Wednesday, May 23, 2007

Plaza Mayor

This is one facade along Madrid's history-soaked Plaza Mayor.

MADRID Plaza Mayor

Nowadays, the plaza's main function is to act as a trap for unwitting tourists. Restaurants compete to outdo one another in the egregiousness of their prices, the generic lousiness of their food, and - most importantly - the surliness of their waiters. They get away with this because - you've guessed it - location, location, location!

For reasons too complicated to go into here, I could be found yesterday, at around 3:30, eating "lunch" at one of these vile eateries. It certainly fulfilled the three main requirements - shamelessly jacked-up prices, a virtually inedible calamari sandwich, and a waiter who was clearly in training for the regional surliness semi-finals. By far the best part of the meal was my café solo at the end. Hard to mess up an espresso, and the hostility of the waiter (why - because the two occupied tables were stretching him to his limit?) was almost compensated for by these characters,

muy agradecidos por su visita

who declared themselves to be "really grateful for my visit". A sentiment clearly not shared by the waiter.

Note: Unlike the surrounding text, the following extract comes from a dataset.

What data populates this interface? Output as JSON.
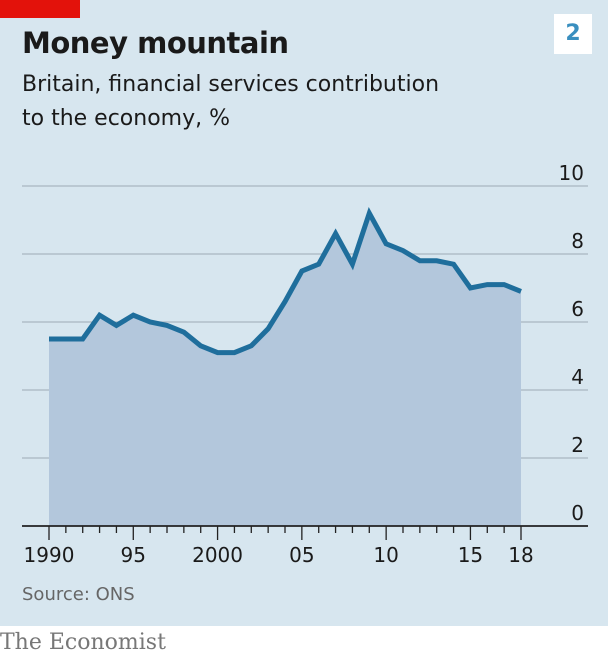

Still, as I pondered my poor treatment at the hands of this surly yokel, I thought it important to maintain a sense of perspective, given my location. Others had surely endured greater indignities, right on the very spot where I was now sitting:

The music accompanying the auto-da-fé that closes Act II of Don Carlos started to run through my head. Just about then, the smell of something burning in the kitchen of the restaurant reached my table.

I paid my check, counted my blessings, and got the hell out of there.

The plain people of Ireland: You know what they say, don't you?
The management: No, but I'm fairly sure you are going to tell me.
The plain people of Ireland: Nobody expects the Spanish Inquisition!

Fadeout to the sound of paroxysms of rustic laughter.